With increased competition, profitability might become an even tougher challenge – especially since Teladoc does not have the kind of financial capacity that the aforementioned global giants have.

Recent Results

During the second quarter of 2021, Teladoc generated revenue of $503 million, a 109% year-over-year improvement. It also observed over 3.5 million visits during the second quarter, a 28% increase over Q2 of 2020 (which coincided with the first wave of the COVID-19 pandemic).

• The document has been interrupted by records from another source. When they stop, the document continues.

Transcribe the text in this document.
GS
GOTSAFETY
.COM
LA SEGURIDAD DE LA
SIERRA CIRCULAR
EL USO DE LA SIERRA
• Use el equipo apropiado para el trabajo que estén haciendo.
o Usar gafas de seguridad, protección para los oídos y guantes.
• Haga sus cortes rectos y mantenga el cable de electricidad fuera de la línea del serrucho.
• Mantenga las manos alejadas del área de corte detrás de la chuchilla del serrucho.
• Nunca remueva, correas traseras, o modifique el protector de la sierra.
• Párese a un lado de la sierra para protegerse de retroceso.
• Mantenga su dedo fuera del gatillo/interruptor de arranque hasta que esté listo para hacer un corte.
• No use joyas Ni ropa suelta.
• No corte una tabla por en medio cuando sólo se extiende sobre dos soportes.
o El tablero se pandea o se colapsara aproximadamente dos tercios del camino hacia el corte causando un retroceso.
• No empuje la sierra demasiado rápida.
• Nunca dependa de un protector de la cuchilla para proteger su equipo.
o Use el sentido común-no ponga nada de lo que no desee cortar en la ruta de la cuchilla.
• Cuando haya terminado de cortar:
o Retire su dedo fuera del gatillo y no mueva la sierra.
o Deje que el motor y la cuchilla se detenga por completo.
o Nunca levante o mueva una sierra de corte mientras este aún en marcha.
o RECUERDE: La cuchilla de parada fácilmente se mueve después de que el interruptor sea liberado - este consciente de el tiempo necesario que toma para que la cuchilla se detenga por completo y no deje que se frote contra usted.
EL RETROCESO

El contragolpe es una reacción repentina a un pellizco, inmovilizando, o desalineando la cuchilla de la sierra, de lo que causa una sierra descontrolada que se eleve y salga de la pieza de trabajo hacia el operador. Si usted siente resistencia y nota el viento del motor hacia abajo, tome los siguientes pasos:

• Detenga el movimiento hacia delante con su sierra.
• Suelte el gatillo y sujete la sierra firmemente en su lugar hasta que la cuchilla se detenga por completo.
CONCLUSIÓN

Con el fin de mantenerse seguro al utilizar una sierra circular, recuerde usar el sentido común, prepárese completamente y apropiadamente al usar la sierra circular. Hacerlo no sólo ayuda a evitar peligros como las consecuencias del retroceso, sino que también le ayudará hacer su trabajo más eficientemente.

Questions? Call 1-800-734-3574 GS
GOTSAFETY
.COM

Owing to aggressive investments, the company’s net loss continues to go up: from $25.7 million during the second quarter of 2020, to $133.8 million during the second quarter of 2021. This increase in net loss was also reflected in the net loss per basic and diluted share, which dropped down to ($0.86) during the second quarter of 2021, from ($0.34) this time last year.

Given the unpredictable trajectory of COVID-19, coupled with the indication of stiff competition, it will be hard to predict how Teladoc’s financials will perform in the coming few months.

Valuation Metrics

While it is growing rapidly, Teladoc’s stock is not cheap. While selling for 10x forward sales is not too high for a rapidly growing stock, the fact that Teladoc is running up significant GAAP losses makes the stock look quite expensive according to other metrics. It is trading at 70.6x forward EBITDA, and 79.5x forward free cash flow, while running up massive net losses.

The bright side is that growth is expected to remain strong in the coming years. Revenue is expected to soar by 84% in 2021, while 2022 revenue is expected to grow by 28.9%.

Net income margins are also improving rapidly, rising from negative 44.3% in 2020, to negative 22.9% this year, to negative 7.4% in 2022.

Wall Street’s Take

From Wall Street analysts, Teladoc earns a Moderate Buy rating consensus, based on 12 Buy ratings, eight Hold ratings, and zero Sell ratings in the past three months. Additionally, the average TDOC price target of $201.79 puts the upside potential at 41.3%.

Summary and Conclusions

Teladoc is growing rapidly, and has an enormous growth runway given the potential for technology to disrupt the healthcare sector.

Overall, the stock is not cheap, but is not outlandishly expensive either.

Disclosure: On the date of publication, Samuel Smith had no position in any of the companies discussed in this article.